Another immediate benefit is in the ability to better monitor and understand interactions between customers and sales agents. They can analyze recordings to detect patterns in how customers respond to certain calls so that improvements can be made. These recordings will also help to improve controls over mis-selling of products, which greatly aids compliance. They can do likewise with written documents. Captricity, for one, converts unstructured data from handwritten and faxed documents into structured data using AI that this can be mined to discover insights about customer.
In the WLTW survey, 42% of senior-level executives in the insurance industry cited the complex regulatory requirements as the largest barrier to adoption of digital solutions.

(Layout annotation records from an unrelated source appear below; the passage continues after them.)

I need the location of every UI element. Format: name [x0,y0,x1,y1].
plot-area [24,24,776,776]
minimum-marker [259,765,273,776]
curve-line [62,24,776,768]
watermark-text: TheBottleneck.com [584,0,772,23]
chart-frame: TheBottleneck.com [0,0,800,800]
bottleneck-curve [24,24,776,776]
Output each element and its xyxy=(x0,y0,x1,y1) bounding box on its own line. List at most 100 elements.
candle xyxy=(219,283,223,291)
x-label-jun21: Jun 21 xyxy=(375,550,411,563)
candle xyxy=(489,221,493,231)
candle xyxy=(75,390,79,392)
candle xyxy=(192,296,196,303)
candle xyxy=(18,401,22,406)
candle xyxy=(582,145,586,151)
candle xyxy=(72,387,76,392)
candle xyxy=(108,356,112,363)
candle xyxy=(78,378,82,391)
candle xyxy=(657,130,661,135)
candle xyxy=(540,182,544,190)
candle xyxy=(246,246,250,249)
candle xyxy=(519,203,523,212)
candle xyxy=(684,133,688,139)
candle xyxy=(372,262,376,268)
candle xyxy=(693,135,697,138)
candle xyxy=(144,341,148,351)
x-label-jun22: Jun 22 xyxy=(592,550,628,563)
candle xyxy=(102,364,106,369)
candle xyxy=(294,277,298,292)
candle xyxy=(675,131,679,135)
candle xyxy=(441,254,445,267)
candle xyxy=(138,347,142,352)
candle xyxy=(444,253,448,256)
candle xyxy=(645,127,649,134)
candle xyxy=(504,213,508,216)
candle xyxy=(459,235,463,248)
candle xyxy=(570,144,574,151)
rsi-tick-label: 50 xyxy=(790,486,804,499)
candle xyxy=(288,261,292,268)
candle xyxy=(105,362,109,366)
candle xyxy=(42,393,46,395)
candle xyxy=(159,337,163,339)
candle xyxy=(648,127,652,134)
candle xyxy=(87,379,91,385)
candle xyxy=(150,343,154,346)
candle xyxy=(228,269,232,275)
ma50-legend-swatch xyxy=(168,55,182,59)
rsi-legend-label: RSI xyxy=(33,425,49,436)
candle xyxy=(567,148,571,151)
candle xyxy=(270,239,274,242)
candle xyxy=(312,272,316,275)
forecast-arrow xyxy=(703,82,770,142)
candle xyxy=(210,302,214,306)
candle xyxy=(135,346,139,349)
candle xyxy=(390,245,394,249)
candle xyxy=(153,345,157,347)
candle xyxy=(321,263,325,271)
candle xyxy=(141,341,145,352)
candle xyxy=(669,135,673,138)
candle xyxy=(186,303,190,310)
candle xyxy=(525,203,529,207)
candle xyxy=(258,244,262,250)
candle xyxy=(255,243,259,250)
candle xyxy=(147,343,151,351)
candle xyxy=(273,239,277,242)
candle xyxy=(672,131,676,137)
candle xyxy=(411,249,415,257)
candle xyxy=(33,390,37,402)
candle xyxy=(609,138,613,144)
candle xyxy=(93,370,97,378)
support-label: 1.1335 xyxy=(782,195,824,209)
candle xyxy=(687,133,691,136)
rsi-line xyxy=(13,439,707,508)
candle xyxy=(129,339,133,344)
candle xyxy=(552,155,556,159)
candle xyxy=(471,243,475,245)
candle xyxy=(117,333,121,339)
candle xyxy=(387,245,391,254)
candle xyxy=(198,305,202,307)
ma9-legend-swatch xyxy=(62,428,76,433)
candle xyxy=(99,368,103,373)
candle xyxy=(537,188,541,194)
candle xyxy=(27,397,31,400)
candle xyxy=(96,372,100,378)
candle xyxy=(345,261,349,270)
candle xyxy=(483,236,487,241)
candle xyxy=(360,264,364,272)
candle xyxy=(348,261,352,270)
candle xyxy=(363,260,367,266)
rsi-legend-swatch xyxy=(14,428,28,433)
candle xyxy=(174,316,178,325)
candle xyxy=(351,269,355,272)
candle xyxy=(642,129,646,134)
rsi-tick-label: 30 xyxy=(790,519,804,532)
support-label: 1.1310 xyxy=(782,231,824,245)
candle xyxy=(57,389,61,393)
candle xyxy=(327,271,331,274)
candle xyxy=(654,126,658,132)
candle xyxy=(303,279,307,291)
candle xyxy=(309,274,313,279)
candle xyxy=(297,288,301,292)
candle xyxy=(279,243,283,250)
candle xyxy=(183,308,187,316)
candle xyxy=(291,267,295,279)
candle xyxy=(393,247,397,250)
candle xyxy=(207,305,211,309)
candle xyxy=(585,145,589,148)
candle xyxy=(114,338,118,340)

Keeping an eye on regulatory changes is a pressing concern for insurers anyway, and regulatory bodies are usually well behind when it comes to embracing technological innovations so there is always a chance that, once adopted, changes will need to be made to keep pace.
There is also issues around what happens to the humans currently employed in insurance. A significant portion of any company’s costs is staff, and insurance is no different. Machine learning will replace many menial tasks at first, and more complex tasks later, potentially helping to save insurers millions of dollars. As we have already seen with Fukoku Mutual Life Insurance, this is an extremely attractive option and many are likely to take it. Whether staff agree that it is a good thing is another matter, and senior management will have to be transparent or risk causing serious issues.
Ultimately, however, machine learning brings with it many benefits, and insurers will ultimately have to embrace it, as every industry will, in order to retain their competitive edge. However, they will have to exercise caution and make sure they invest appropriately, while also retaining key knowledge and skills among their staff and meticulously tracking any new regulations in case anything goes wrong.